Shot in the summer of 1968 in Oakland, California, Black Panthers documents the protests to free Black Panther leader Huey P. Newton. Conventional in style and tone, the film is voiced by an unnamed narrator, presumably photographer Eve Crane (who worked on the film and had unprecedented access to the Panthers through her friendship with Eldridge Cleaver). Although lacking Varda’s personal touch, the access to the Panthers is compelling.

Ulysse (1982)

In 1954, Varda took a photo of a man and a young boy, both naked, on a beach next to a dead goat. Twenty-eight years later, Varda sought the pair out: the man, Fouli Elia, became an editor at Paris Elle; the boy, Ulysse, a bookstore owner in Paris. She asks Ulysse what he recalls of the session. The tension is discernible—it was a painful time in his life—but Varda gently prods him. By the end, she reflects on the meaning of life vis-à-vis the photograph: “You see anything you want in it. An image is this and more.”

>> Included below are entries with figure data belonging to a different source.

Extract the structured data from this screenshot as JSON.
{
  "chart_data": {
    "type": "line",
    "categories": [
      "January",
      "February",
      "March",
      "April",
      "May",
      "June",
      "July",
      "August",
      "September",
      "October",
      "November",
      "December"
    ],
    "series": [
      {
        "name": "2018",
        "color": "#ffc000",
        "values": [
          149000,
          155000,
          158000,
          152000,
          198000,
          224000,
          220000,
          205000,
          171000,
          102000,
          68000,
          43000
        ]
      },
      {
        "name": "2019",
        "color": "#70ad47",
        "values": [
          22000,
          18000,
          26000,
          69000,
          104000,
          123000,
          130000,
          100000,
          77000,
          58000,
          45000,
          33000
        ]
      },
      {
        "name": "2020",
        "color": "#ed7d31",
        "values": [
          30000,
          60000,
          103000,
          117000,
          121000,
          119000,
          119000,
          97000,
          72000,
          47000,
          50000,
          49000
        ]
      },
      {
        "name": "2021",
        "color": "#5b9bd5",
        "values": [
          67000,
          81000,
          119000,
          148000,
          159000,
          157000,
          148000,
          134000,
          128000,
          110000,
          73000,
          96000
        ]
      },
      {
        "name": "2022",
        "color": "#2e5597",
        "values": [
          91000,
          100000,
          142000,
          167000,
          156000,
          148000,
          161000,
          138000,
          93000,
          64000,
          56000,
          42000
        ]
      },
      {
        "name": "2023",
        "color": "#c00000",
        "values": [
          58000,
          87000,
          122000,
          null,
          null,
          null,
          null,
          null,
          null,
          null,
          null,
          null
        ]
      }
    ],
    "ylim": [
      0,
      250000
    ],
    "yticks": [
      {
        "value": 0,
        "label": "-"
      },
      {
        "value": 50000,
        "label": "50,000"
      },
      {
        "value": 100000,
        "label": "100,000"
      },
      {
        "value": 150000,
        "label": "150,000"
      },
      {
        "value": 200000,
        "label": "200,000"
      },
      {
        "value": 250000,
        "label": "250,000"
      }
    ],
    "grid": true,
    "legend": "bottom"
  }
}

7p., cuis., s. de b., … à saisir (1984)

7p., cuis., s. de b., … à saisir presents a series of dreamlike, staged scenarios about a house and its ghosts, perhaps the most startling of which is an image of an elderly woman seated, naked, outside, while snow—feathers, really—falls around her.

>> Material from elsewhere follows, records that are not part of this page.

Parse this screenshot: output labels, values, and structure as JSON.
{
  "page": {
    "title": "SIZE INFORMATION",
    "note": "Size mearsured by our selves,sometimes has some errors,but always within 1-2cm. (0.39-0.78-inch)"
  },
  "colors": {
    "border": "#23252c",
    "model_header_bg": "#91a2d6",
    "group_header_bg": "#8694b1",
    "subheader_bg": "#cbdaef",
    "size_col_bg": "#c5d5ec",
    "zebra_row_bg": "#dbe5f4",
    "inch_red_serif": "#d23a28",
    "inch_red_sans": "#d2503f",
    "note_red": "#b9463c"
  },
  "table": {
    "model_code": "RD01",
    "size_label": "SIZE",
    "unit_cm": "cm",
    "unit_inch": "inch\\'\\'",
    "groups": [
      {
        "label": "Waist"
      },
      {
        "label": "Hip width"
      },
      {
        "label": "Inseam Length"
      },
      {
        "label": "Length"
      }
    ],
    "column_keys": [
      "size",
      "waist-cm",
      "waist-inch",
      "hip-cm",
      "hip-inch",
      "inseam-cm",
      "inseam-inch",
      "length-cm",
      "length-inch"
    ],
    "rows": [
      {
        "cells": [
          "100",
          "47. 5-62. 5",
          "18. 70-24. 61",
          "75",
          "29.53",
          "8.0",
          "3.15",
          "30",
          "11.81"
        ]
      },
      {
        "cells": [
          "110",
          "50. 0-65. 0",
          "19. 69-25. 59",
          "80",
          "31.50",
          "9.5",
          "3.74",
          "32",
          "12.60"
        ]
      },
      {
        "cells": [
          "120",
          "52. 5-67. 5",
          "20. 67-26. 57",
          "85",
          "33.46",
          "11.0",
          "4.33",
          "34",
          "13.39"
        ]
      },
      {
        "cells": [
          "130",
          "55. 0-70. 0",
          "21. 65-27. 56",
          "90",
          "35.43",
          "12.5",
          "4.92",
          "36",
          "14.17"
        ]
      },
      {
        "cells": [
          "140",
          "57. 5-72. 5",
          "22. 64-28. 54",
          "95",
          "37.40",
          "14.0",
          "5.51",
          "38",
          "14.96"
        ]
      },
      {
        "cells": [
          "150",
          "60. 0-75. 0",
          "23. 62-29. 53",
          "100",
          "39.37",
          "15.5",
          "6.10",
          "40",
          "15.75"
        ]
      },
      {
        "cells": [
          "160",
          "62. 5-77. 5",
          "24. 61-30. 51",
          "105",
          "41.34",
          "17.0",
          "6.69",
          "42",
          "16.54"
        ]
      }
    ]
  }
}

Ydessa, the Bears, and etc. (2004)

A portrait of Toronto curator-artist Ydessa Hendeles and her large-scale photo exhibit, Partners (The Teddy Bear Project), comprised of 3000 vintage photographs. A child of Auschwitz survivors, Hendeles described the work as “a post-Holocaust” document. “Is it a childhood memory which has become an obsession, or a gimmick?” asks Varda. “I had to talk to this woman to find out.” The woman in question—long, flaming red hair, dressed entirely in black, a Morticia Addams in Technicolor—enters a bare white room and gazes into the lens. Varda applauds her for her passion and rigorousness, yet, ever the socialist, shows Hendeles pulling up in her burgundy Citroën and remarks, after a tour of her eighteen-room mansion, that she is overcome by the enormity of the kitchen, the project, and the length of Ydessa’s red hair.